The strength looks broad-based rather than freakish: its average (+1.1%) and median (+1.1%) sit close together, so no single blow-out year is flattering the figure. No month is steadier: April's returns vary by just 0.0% year to year, and even its worst April in 1 years lost only 1.1% — the gentlest downside anywhere on its calendar. Few peers keep such company in April — the typical stock clears it just 55% of the time.
April anchors a run, too: the April-through-August window has been the stock's reliable season. The weaker half of the year is plainer: September is the year's quietest corner, essentially flat on average, and the edge isn't year-round — the stock has trailed the S&P 500 in November, July, and December.
For a stock this dependable in April, the sharper question is the rest of the year — outside its strong stretch, the calendar gives far less to lean on.
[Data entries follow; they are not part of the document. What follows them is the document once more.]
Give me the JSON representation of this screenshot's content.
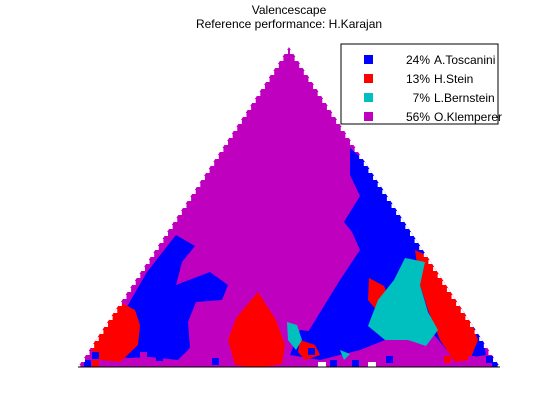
{
  "chart_data": {
    "type": "heatmap",
    "subtype": "ternary-triangle",
    "title": "Valencescape",
    "subtitle": "Reference performance: H.Karajan",
    "legend_position": "top-right",
    "grid": false,
    "series": [
      {
        "name": "A.Toscanini",
        "share_label": "24%",
        "color": "#0000ff"
      },
      {
        "name": "H.Stein",
        "share_label": "13%",
        "color": "#ff0000"
      },
      {
        "name": "L.Bernstein",
        "share_label": "7%",
        "color": "#00bfbf"
      },
      {
        "name": "O.Klemperer",
        "share_label": "56%",
        "color": "#bf00bf"
      }
    ],
    "background_color": "#bf00bf"
  }
}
With a short 1-year record, the signal is best held loosely.
Short answers on the stock's best month (April), its worst (September), and whether it really trades seasonally.
Only mildly. The stock's months are fairly even — April is the firmest (+1.1%) and September the softest (−0.4%), a narrow spread that points to weak seasonality rather than a strong calendar effect.
April has been the strongest, averaging +1.1% and closing higher in its one year on record since 2025.
It's the weakest, averaging −0.4% — historically a soft spot, though it still varies from year to year.
Explore
These names have the strongest July track records on record — a starting point for comparison.